U.S. golfer Tiger Woods holds up his ball after making a birdie to end his round 11-under par during second round play at the Farmers Insura
U.S. golfer Tiger Woods holds up his ball after making a birdie to end his round 11-under par during second round play at the Farmers Insura

By Mark Lamport-Stokes

SAN DIEGO (Reuters) - It was just like old times for Tiger Woods at a rain-sodden Torrey Pines on Friday as the former world number one surged into a two-shot lead in the second round of the Farmers Insurance Open.

Six-times champion Woods eagled the par-five 18th, his ninth hole of the day, en route to a seven-under-par 65 on the easier North Course, one of two layouts hosting the fourth PGA Tour event of the season.

Back at a venue where he has always felt extremely comfortable, the 37-year-old American took advantage of the four reachable par-fives as he also carded six birdies and a lone bogey to finish at 11-under 133.

"I played well today.
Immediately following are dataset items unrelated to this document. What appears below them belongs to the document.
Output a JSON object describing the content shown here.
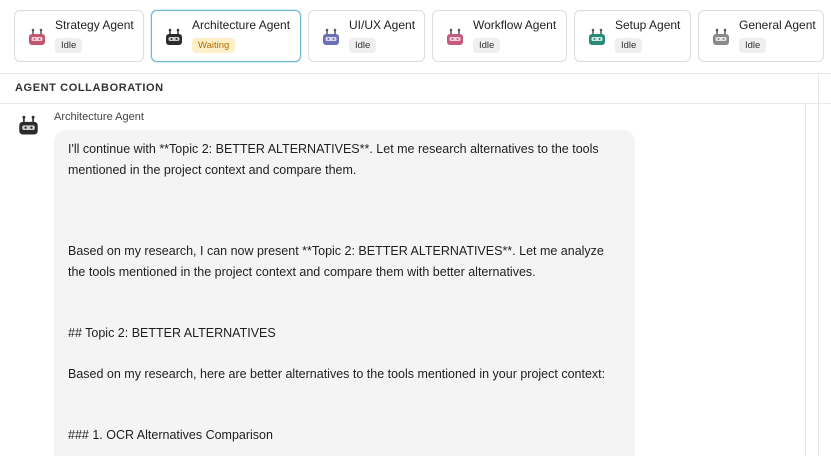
{
  "agents": [
    {
      "name": "Strategy Agent",
      "status": "Idle",
      "icon": "robot-icon",
      "color": "#c2566f"
    },
    {
      "name": "Architecture Agent",
      "status": "Waiting",
      "icon": "robot-icon",
      "color": "#2b2b2b"
    },
    {
      "name": "UI/UX Agent",
      "status": "Idle",
      "icon": "robot-icon",
      "color": "#6b6fb5"
    },
    {
      "name": "Workflow Agent",
      "status": "Idle",
      "icon": "robot-icon",
      "color": "#c45a7d"
    },
    {
      "name": "Setup Agent",
      "status": "Idle",
      "icon": "robot-icon",
      "color": "#2a8a78"
    },
    {
      "name": "General Agent",
      "status": "Idle",
      "icon": "robot-icon",
      "color": "#8a8a8a"
    }
  ],
  "section": {
    "title": "AGENT COLLABORATION"
  },
  "message": {
    "sender": "Architecture Agent",
    "paragraphs": [
      "I'll continue with **Topic 2: BETTER ALTERNATIVES**. Let me research alternatives to the tools mentioned in the project context and compare them.",
      "Based on my research, I can now present **Topic 2: BETTER ALTERNATIVES**. Let me analyze the tools mentioned in the project context and compare them with better alternatives.",
      "## Topic 2: BETTER ALTERNATIVES",
      "Based on my research, here are better alternatives to the tools mentioned in your project context:",
      "### 1. OCR Alternatives Comparison"
    ]
  }
}
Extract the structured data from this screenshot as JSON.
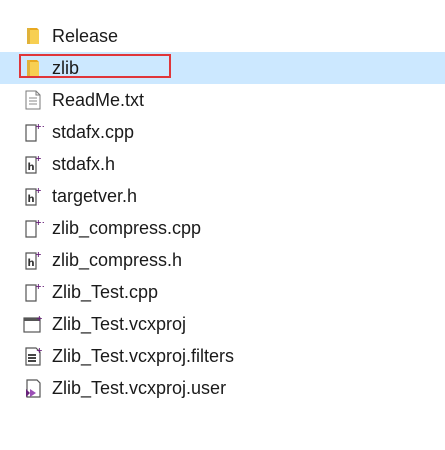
{
  "files": [
    {
      "name": "Release",
      "icon": "folder-icon",
      "selected": false
    },
    {
      "name": "zlib",
      "icon": "folder-icon",
      "selected": true
    },
    {
      "name": "ReadMe.txt",
      "icon": "text-file-icon",
      "selected": false
    },
    {
      "name": "stdafx.cpp",
      "icon": "cpp-file-icon",
      "selected": false
    },
    {
      "name": "stdafx.h",
      "icon": "header-file-icon",
      "selected": false
    },
    {
      "name": "targetver.h",
      "icon": "header-file-icon",
      "selected": false
    },
    {
      "name": "zlib_compress.cpp",
      "icon": "cpp-file-icon",
      "selected": false
    },
    {
      "name": "zlib_compress.h",
      "icon": "header-file-icon",
      "selected": false
    },
    {
      "name": "Zlib_Test.cpp",
      "icon": "cpp-file-icon",
      "selected": false
    },
    {
      "name": "Zlib_Test.vcxproj",
      "icon": "vcxproj-file-icon",
      "selected": false
    },
    {
      "name": "Zlib_Test.vcxproj.filters",
      "icon": "filters-file-icon",
      "selected": false
    },
    {
      "name": "Zlib_Test.vcxproj.user",
      "icon": "user-file-icon",
      "selected": false
    }
  ],
  "colors": {
    "selection": "#cce8ff",
    "highlight_border": "#e0363a",
    "folder": "#f3c33c",
    "accent": "#68217a"
  }
}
I drove the ball great and took advantage of the par-fives," Woods told reporters after covering the par-five holes in a combined five under. "That's basically where the round could be had.

"But it's tough out there," he added after playing his final hole in a heavy downpour. "The greens became pretty soft, and they became pretty bumpy.

"I tried to hit every putt where it was just falling in and not having any putts coming back because they're a little testy from about two feet."

Little-known American Billy Horschel was alone in second after carding a 69 on the tougher South layout with compatriots Jimmy Walker (69) and double heart-transplant recipient Erik Compton (65) among a group of six bunched at eight under.

Britain's Ross Fisher, competing on the PGA Tour this year for the first time as a full member, briefly trailed Woods by just one shot at nine under but bogeyed two of his last four holes for a 71 to finish four strokes off the pace.

WOODS' PROGRESS

Most eyes, however, were firmly focused on the progress of Woods, who has won the Farmers Insurance Open six times at Torrey Pines, along with the 2008 U.S. Open at the same venue.

Three strokes off the pace overnight after opening with a 68 on the South layout, Woods missed an eight-foot birdie putt on his opening hole, the par-four 10th.

However he recovered with birdies at the 14th and 17th, where he rolled in a 25-footer, to sit just two strokes off the early lead.

Woods then eagled the 18th, after hitting a superb second shot to six feet, to join Howell in a two-way tie at the top before forging three ahead with further birdies at the first and second.

A brilliant approach into the seventh, where his ball spun back and hit the flagstick before settling five feet away, set Woods up for another birdie but he bogeyed the par-four eighth after finding a fairway bunker off the tee.

However he immediately recovered by reaching the green in two at the par-five ninth and safely two-putting from 50 feet to record his sixth birdie of the day.

Woods has gone on to win 34 times out of 44 when holding at least a share of the 36-hole lead on the PGA Tour but he expected conditions at Torrey Pines to become increasingly difficult over the weekend with a forecast for more rain.

"We've got a long way to go and this golf course is not going to get easier with this rain," he said. "The rough is going to get sticky. It's a pretty tough course."

The cut fell at one-under 141 with former major winners Angel Cabrera, Keegan Bradley, Yang Yong-eun and Stewart Cink among those missing out.

Phil Mickelson, a San Diego native who won the first of his three titles here 20 years ago, made the cut right on the number after bogeying his last two holes for a 71 on the South course.

"I've got some work to do on the weekend," said the American left-hander, a four-times major champion. "I just don't quite feel great.

"I've thrown a lot of shots away on the greens, and my iron play hasn't been as good as it has been heading into the start of the year. It's just a fraction off."